Bill Clinton accepts the King Center’s Salute to Greatness Award

The former president emphasized the importance of MLK’s “beloved community,” bantered with Andrew Young, and praised the Pope.
1099

During Saturday’s annual King Center Salute to Greatness Awards dinner, former Atlanta mayor and United Nations ambassador Andrew Young introduced former President Bill Clinton with the utmost praise, calling him “probably the most-loved human being on Earth.”

Clinton, however, had a different candidate in mind for that particular honor.

“Andy Young, I love you with all my heart, but it’s not true that I’m the most popular person on the planet,” Clinton said, “The Pope is.”

Clinton jokingly remarked that he was having a pretty good run at being the world’s most popular person until the pontiff “played a card I can’t trump” by announcing to the world’s children that pets have souls and could go to heaven. When Clinton’s 12-year-old black lab passed away shortly after, “the Pope got my vote too,” he said. “He’s one cool dude.” (Note: The Washington Post has reported the remarks about pets in heaven were misattributed to Pope Francis and were based off a comment by Pope Paul VI.)

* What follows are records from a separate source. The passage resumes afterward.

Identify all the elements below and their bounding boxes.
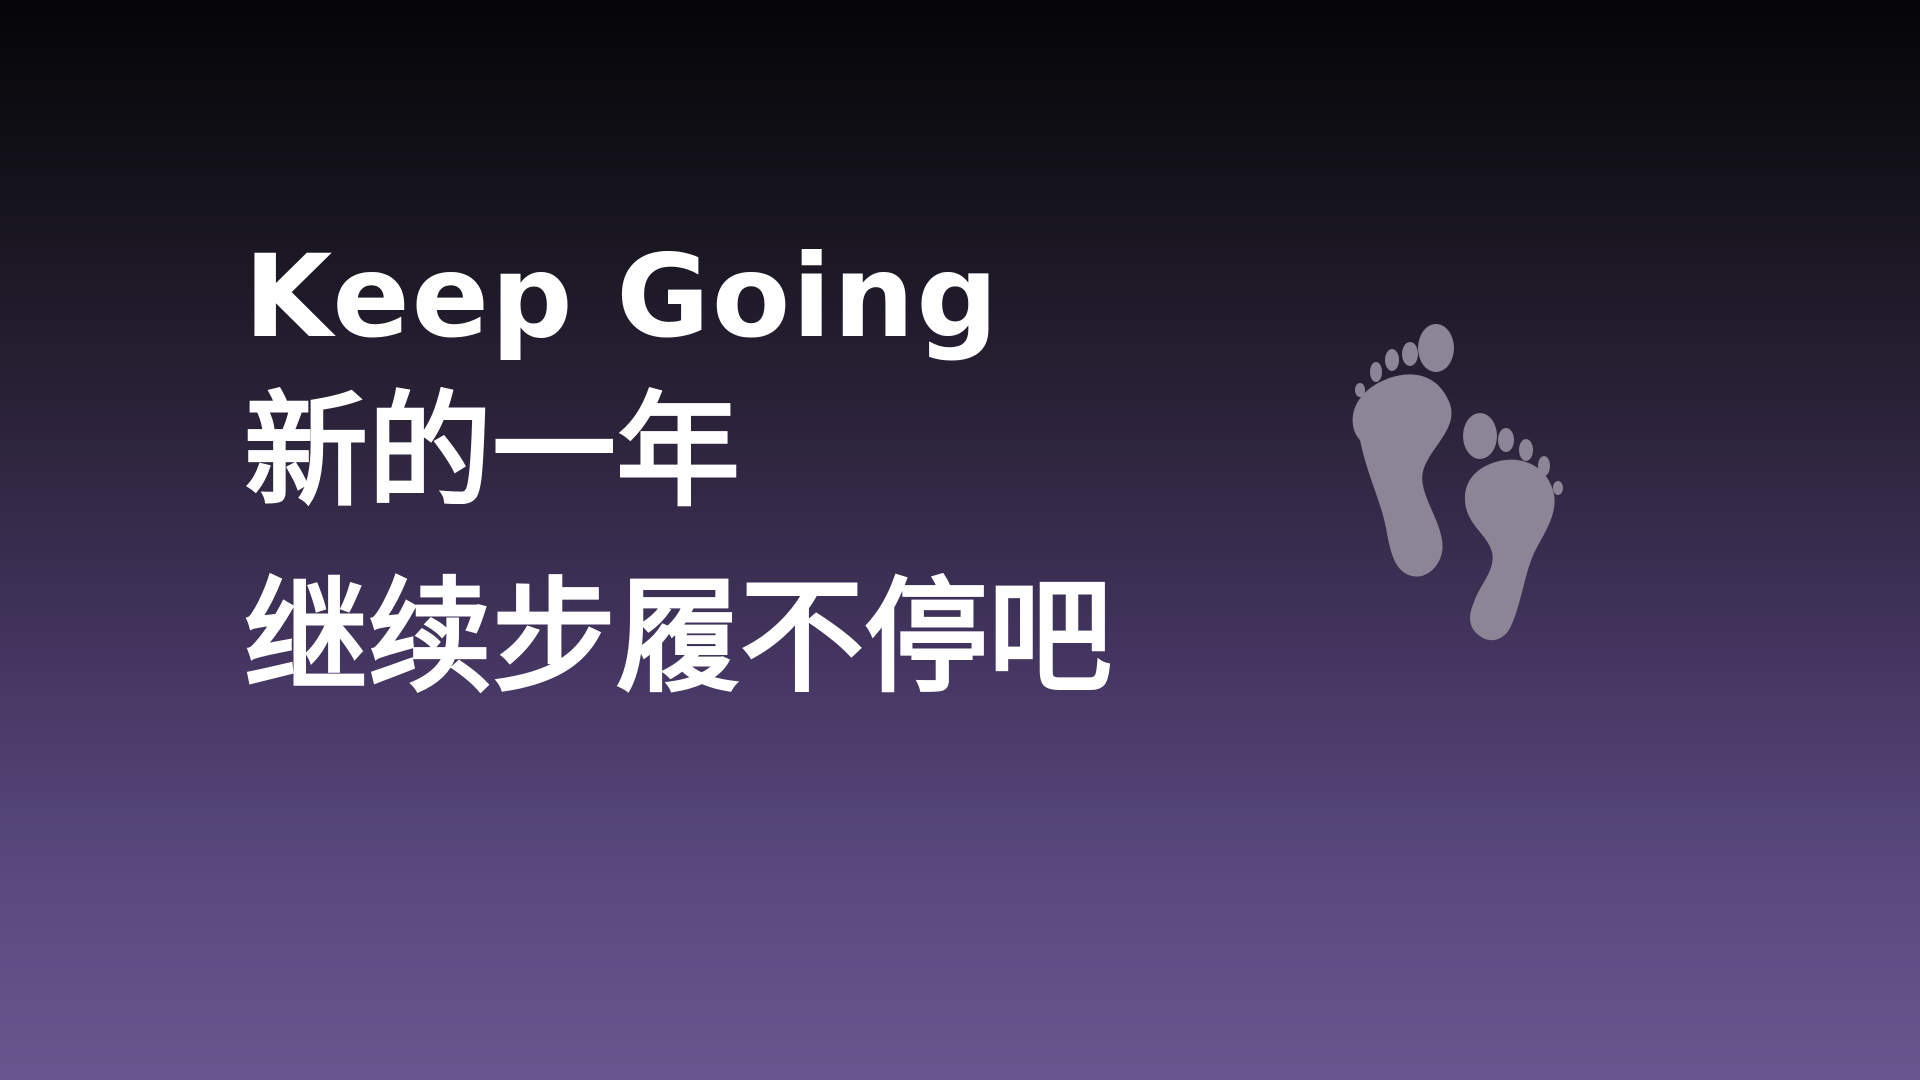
headline-keep-walking: 继续步履不停吧 (244, 566, 1113, 710)
right-toe-3-icon (1519, 439, 1533, 461)
right-foot-sole-icon (1464, 459, 1555, 641)
right-big-toe-icon (1463, 413, 1497, 459)
right-toe-5-icon (1553, 481, 1563, 495)
left-toe-5-icon (1355, 383, 1365, 397)
slide-text-block: Keep Going 新的一年 继续步履不停吧 (244, 240, 1112, 726)
right-toe-2-icon (1498, 428, 1514, 452)
left-foot-sole-icon (1352, 374, 1452, 577)
left-big-toe-icon (1418, 324, 1454, 372)
left-toe-3-icon (1385, 349, 1399, 371)
left-toe-2-icon (1402, 342, 1418, 366)
right-toe-4-icon (1538, 456, 1550, 476)
left-toe-4-icon (1370, 362, 1382, 382)
footprints-icon (1320, 318, 1610, 688)
headline-new-year: 新的一年 (244, 380, 741, 524)
headline-english: Keep Going (244, 230, 1000, 363)
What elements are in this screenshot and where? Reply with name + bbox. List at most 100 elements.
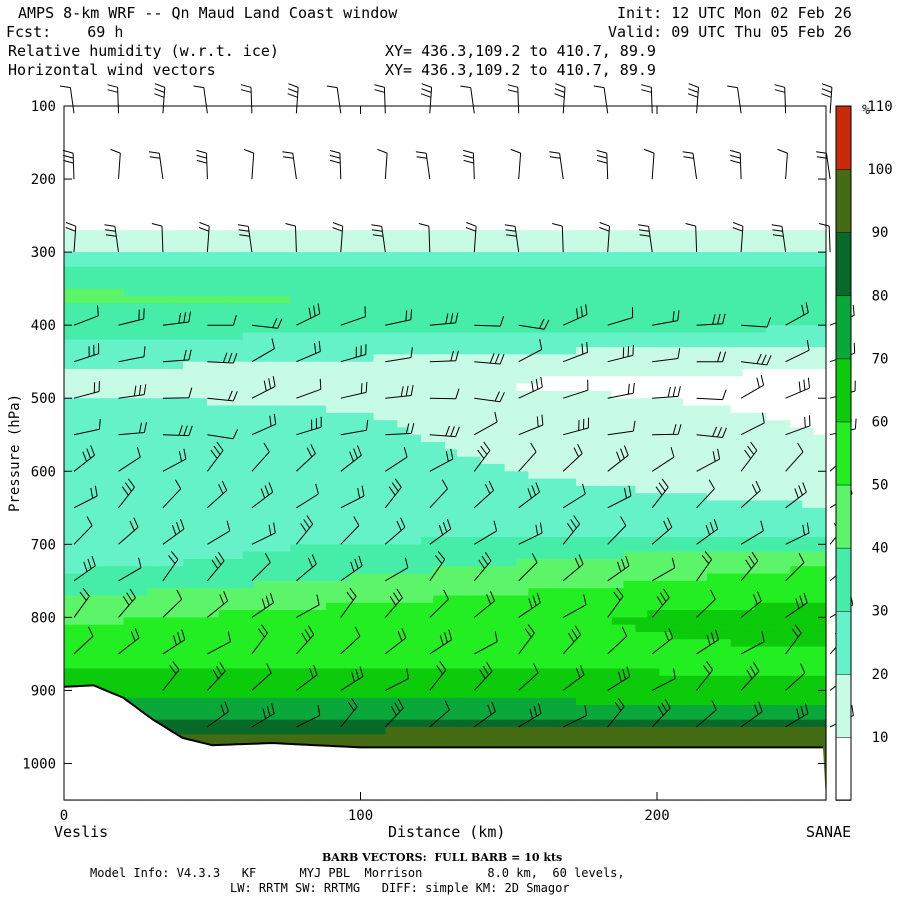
rh-cell [302, 500, 315, 509]
rh-cell [290, 705, 303, 713]
rh-cell [337, 463, 351, 472]
rh-cell [349, 310, 363, 319]
rh-cell [587, 683, 601, 692]
rh-cell [504, 347, 518, 355]
rh-cell [99, 661, 113, 670]
rh-cell [397, 405, 410, 414]
rh-cell [492, 420, 506, 429]
rh-cell [552, 551, 565, 560]
rh-cell [456, 288, 470, 297]
rh-cell [623, 259, 637, 268]
rh-cell [194, 237, 208, 246]
rh-cell [111, 610, 125, 618]
rh-cell [480, 325, 494, 334]
rh-cell [135, 259, 148, 268]
rh-cell [433, 171, 446, 180]
rh-cell [230, 653, 244, 662]
rh-cell [516, 610, 529, 618]
rh-cell [87, 485, 101, 494]
rh-cell [564, 537, 577, 545]
rh-cell [171, 631, 184, 640]
rh-cell [135, 368, 148, 377]
rh-cell [373, 113, 387, 122]
rh-cell [194, 164, 208, 173]
rh-cell [671, 610, 684, 618]
rh-cell [671, 237, 684, 246]
rh-cell [314, 456, 327, 465]
rh-cell [575, 222, 589, 231]
rh-cell [540, 281, 553, 290]
rh-cell [183, 332, 196, 341]
rh-cell [290, 566, 303, 575]
rh-cell [575, 690, 589, 699]
rh-cell [314, 259, 327, 268]
rh-cell [659, 566, 672, 575]
rh-cell [218, 266, 232, 275]
rh-cell [635, 274, 649, 282]
rh-cell [242, 726, 256, 735]
rh-cell [325, 602, 339, 611]
rh-cell [183, 420, 196, 429]
rh-cell [87, 222, 101, 231]
rh-cell [611, 274, 625, 282]
rh-cell [480, 303, 494, 312]
rh-cell [87, 157, 101, 166]
rh-cell [575, 610, 589, 618]
rh-cell [290, 610, 303, 618]
rh-cell [123, 595, 137, 604]
rh-cell [242, 573, 256, 582]
rh-cell [528, 573, 541, 582]
rh-cell [373, 339, 387, 348]
rh-cell [409, 573, 422, 582]
rh-cell [266, 310, 279, 319]
rh-cell [361, 222, 375, 231]
rh-cell [647, 295, 660, 304]
rh-cell [64, 383, 77, 392]
rh-cell [659, 164, 672, 173]
rh-cell [659, 683, 672, 692]
rh-cell [456, 449, 470, 458]
rh-cell [171, 288, 184, 297]
rh-cell [266, 734, 279, 743]
rh-cell [659, 668, 672, 677]
rh-cell [278, 478, 291, 487]
rh-cell [302, 544, 315, 553]
rh-cell [349, 741, 363, 750]
rh-cell [266, 266, 279, 275]
rh-cell [159, 339, 172, 348]
rh-cell [194, 719, 208, 728]
rh-cell [587, 288, 601, 297]
rh-cell [468, 485, 482, 494]
rh-cell [171, 515, 184, 523]
rh-cell [135, 558, 148, 567]
rh-cell [361, 580, 375, 589]
rh-cell [385, 106, 398, 114]
rh-cell [218, 558, 232, 567]
rh-cell [183, 456, 196, 465]
rh-cell [171, 244, 184, 253]
rh-cell [135, 347, 148, 355]
rh-cell [611, 127, 625, 136]
rh-cell [575, 266, 589, 275]
rh-cell [445, 588, 458, 597]
rh-cell [671, 310, 684, 319]
rh-cell [635, 142, 649, 151]
rh-cell [373, 274, 387, 282]
rh-cell [337, 361, 351, 370]
rh-cell [230, 683, 244, 692]
rh-cell [314, 113, 327, 122]
rh-cell [99, 376, 113, 385]
rh-cell [159, 668, 172, 677]
rh-cell [373, 463, 387, 472]
rh-cell [385, 252, 398, 261]
rh-cell [99, 522, 113, 531]
rh-cell [314, 580, 327, 589]
rh-cell [552, 726, 565, 735]
rh-cell [230, 135, 244, 144]
rh-cell [409, 420, 422, 429]
rh-cell [254, 274, 268, 282]
rh-cell [147, 697, 160, 706]
rh-cell [278, 471, 291, 480]
rh-cell [456, 230, 470, 239]
rh-cell [373, 661, 387, 670]
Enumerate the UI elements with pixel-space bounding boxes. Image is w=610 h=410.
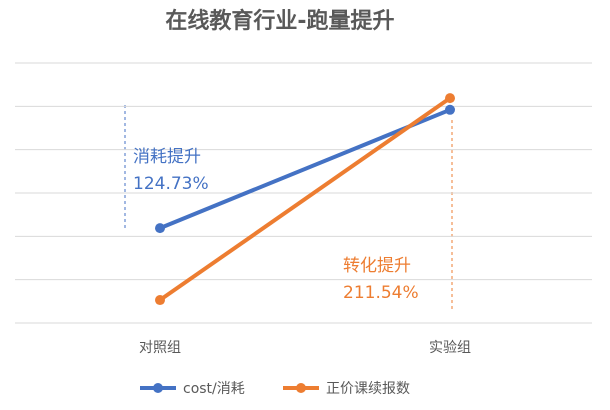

Clinton received the Center’s award for his humanitarian work with the Clinton Foundation, which has helped people living with HIV and AIDS and has worked to fight climate change, among other initiatives. During his 16-minute acceptance speech, he stressed the importance of creating the “beloved community” articulated by Martin Luther King Jr.—one that is economically and politically inclusive.

“Everywhere in the world, people with dreams and hopes, they deserve to be part of a beloved community,” he said, “I was reminded all over again when I was sitting through Selma. It wasn’t like I didn’t live through it, and I swear, just like it was the first time, when they went across the bridge the second time, I stood up and started cheering all by myself. It was just evidence of the fact that we all want to live in a beloved community. We all want to think we can do great things because we have a launching pad.”

He’d previously referred to Selma when he first took the stage, joking that he had asked Young, “Were you ever that thin?”

Clinton praised the King Center’s Nonviolence 365 program, saying that it “gives [young people] a home where is okay not to hate.” He stressed that in contrast, shame-based cultures were “a curse on the young,” and that children should be instead raised in pride.

“That’s why the King Center is important,” he said, “It is very important to remember that at the end of his life, Dr. King was in Memphis . . . helping the sanitation workers on his way to kick off the Poor People’s Campaign in Washington D.C. because the beloved community is about inclusive economics and giving everybody a chance to work and be rewarded for it.”

Clinton noted that a beloved community isn’t a place where everyone constantly agrees with each other, but a society that places importance in common humanity rather than differences. He used the example of the Human Genome Project to illustrate the idea, saying that while it has been discovered that non-age-related differences are only rooted in one half of one percent of the genome, people spend 99 and a half percent of their time thinking about those differences. (He also joked that he hoped the audience liked the genome project, as he spent 3 billion dollars of taxpayer’s money on the research.)

“The most important conflicts in the world today are identity conflicts,” Clinton said, “And the first decision everybody has to make in a world where we’re all terminal is whether or not our differences or our common humanity is most important.”

Clinton closed his speech by returning to the civil rights movement.

“Fifty years ago, a lot of people took a lot of chances. Walking across the Edmund Pettus Bridge. Showing up for church one Sunday in Birmingham. To get up and walk through the day and breathe was a chance. Now, we’re all term-limited, but they increased their risk of a short term so that you could be here in Atlanta sitting at these fancy tables tonight. The least we can do is give our young people a down payment on the real beloved community.”